我们仍然可以将 MyCustomStartEvent 的字段作为关键字参数传递给工作流的 run 方法，但这同样会很繁琐。更好的方法是通过 start_event 关键字参数传递事件实例，像这样

custom_start_event = MyCustomStartEvent(...)
w = JokeFlow(timeout=60, verbose=False)
result = await w.run(start_event=custom_start_event)
print(str(result))

这种方法使代码更清晰、更具说明性，并允许 IDE 中的自动完成功能正常工作。

使用自定义 `StopEvent`#

与 StartEvent 类似，依赖内置的 StopEvent 大部分时间都有效，但并非总是如此。实际上，当我们使用 StopEvent 时，工作流的结果必须设置为事件实例的 result 字段。由于结果可以是任何 Python 对象，StopEvent 的 result 字段类型被指定为 Any，从而丧失了类型系统的优势。此外，返回多个对象也很繁琐：我们通常将一堆不相关的对象塞进一个字典中，然后将其赋值给 StopEvent.result。
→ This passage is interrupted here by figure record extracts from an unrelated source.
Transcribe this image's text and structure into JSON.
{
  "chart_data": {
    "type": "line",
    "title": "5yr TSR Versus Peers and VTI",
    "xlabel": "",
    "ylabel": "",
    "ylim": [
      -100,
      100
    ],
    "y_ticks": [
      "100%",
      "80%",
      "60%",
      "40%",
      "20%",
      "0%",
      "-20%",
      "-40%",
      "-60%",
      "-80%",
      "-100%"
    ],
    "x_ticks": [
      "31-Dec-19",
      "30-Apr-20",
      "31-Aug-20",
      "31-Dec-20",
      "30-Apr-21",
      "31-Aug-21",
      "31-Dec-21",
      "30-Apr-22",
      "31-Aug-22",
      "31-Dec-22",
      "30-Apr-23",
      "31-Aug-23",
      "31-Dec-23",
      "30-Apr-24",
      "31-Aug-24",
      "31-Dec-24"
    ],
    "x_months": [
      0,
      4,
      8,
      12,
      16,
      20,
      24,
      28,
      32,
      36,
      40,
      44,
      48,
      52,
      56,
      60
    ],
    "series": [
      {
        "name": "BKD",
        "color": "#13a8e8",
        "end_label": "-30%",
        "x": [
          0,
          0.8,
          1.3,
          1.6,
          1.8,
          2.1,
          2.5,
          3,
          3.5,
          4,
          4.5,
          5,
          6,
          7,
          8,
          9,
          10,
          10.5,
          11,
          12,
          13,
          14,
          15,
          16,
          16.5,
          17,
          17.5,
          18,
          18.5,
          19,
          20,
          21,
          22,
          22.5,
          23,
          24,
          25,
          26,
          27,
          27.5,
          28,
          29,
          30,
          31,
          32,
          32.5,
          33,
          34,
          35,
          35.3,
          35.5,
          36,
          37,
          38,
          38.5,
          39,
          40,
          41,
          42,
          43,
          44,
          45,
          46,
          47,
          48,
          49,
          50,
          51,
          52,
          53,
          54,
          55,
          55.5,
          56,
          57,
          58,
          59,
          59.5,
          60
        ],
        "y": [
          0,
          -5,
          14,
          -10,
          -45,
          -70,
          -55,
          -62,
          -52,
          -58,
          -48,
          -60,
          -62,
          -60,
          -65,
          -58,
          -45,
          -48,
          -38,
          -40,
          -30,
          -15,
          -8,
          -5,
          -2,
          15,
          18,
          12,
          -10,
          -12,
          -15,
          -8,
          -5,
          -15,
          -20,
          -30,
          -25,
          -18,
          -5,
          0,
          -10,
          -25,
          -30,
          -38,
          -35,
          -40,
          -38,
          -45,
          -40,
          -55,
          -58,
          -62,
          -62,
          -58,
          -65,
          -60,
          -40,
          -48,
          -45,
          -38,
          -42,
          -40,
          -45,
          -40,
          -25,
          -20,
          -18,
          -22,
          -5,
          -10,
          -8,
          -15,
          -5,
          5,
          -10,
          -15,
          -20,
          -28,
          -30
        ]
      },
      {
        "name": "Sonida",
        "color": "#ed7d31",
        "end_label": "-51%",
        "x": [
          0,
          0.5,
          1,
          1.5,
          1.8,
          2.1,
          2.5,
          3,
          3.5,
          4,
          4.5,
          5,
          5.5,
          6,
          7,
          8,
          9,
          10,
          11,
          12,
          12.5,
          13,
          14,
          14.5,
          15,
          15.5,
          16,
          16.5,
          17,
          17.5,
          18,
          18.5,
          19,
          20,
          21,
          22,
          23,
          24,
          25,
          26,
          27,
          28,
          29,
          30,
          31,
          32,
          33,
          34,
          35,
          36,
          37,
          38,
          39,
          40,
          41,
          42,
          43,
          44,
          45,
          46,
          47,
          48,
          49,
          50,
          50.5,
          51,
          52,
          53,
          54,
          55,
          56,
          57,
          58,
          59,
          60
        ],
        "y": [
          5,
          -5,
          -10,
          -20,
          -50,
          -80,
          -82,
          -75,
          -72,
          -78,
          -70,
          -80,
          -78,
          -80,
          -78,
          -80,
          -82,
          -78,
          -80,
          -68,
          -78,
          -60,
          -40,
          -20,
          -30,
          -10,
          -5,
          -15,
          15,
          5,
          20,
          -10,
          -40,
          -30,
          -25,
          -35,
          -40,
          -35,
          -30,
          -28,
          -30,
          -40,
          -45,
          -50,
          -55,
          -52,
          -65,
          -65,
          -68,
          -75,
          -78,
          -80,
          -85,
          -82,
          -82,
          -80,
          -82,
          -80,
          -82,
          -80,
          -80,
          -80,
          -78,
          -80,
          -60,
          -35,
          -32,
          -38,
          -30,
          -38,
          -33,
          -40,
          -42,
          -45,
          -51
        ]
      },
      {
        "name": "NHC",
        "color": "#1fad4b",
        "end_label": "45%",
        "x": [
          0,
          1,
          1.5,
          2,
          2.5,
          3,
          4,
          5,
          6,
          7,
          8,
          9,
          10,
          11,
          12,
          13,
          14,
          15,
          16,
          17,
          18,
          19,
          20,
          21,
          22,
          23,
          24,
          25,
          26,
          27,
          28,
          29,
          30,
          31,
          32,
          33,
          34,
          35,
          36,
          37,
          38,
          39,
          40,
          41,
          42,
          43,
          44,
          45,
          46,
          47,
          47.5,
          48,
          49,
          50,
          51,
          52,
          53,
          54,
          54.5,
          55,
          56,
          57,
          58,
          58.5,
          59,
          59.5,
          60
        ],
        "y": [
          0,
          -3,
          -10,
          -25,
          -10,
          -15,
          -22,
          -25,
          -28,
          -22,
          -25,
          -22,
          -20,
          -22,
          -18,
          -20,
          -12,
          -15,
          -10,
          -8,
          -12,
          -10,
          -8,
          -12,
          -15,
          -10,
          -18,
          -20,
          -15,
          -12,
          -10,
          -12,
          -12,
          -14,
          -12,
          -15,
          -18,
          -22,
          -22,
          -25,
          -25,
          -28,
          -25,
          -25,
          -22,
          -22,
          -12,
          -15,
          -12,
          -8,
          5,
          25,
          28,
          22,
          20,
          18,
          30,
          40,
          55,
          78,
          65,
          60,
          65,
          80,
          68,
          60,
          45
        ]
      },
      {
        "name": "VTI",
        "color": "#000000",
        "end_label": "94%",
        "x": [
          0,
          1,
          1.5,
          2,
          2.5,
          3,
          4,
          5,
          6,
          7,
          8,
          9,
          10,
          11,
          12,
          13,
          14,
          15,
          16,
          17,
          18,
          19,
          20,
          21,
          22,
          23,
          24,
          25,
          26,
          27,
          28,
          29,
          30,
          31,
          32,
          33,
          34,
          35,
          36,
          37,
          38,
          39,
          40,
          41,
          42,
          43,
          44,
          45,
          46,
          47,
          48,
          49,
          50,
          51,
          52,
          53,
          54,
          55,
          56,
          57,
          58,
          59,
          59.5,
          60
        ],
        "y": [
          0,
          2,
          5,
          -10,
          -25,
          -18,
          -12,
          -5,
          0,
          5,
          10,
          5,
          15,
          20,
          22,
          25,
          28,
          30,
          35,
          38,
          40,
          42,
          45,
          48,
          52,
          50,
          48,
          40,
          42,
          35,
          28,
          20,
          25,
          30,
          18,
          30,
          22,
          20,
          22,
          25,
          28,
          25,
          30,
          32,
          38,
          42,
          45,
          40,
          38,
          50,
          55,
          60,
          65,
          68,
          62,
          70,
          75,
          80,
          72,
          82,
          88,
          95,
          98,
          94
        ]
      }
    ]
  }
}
支持自定义停止事件的第一步是创建一个 StopEvent 的子类

from llama_index.core.workflow import StopEvent


class MyStopEvent(StopEvent):
    critique: CompletionResponse

现在我们可以将工作流中的 StopEvent 替换为 MyStopEvent

class JokeFlow(Workflow):
    ...

    @step
    async def critique_joke(self, ev: JokeEvent) -> MyStopEvent:
        joke = ev.joke

        prompt = f"Give a thorough analysis and critique of the following joke: {joke}"
        response = await self.llm.acomplete(prompt)
        return MyStopEvent(response)

    ...

使用自定义停止事件时需要记住的重要一点是，工作流运行的结果将是该事件的实例

w = JokeFlow(timeout=60, verbose=False)
# Warning! `result` now contains an instance of MyStopEvent!
result = await w.run(topic="pirates")
# We can now access the event fields as any normal Event
print(result.critique.text)

这种方法利用了 Python 类型系统，对 IDE 中的自动完成友好，并允许外部应用程序进行自省，这些应用程序现在可以准确地知道工作流运行将返回什么。

绘制工作流#

利用步骤定义中的类型注解，工作流可以被可视化。您可以绘制工作流的所有可能路径，或者最近一次执行的路径，以帮助调试。

首先安装

pip install llama-index-utils-workflow

然后导入并使用

from llama_index.utils.workflow import (
    draw_all_possible_flows,
    draw_most_recent_execution,
)

# Draw all
draw_all_possible_flows(JokeFlow, filename="joke_flow_all.html")

# Draw an execution
w = JokeFlow()
await w.run(topic="Pirates")
draw_most_recent_execution(w, filename="joke_flow_recent.html")

使用全局上下文/状态#

或者，您可以选择在步骤之间使用全局上下文。例如，可能有多个步骤访问用户提供的原始 query 输入。您可以将其存储在全局上下文中，以便每个步骤都可以访问。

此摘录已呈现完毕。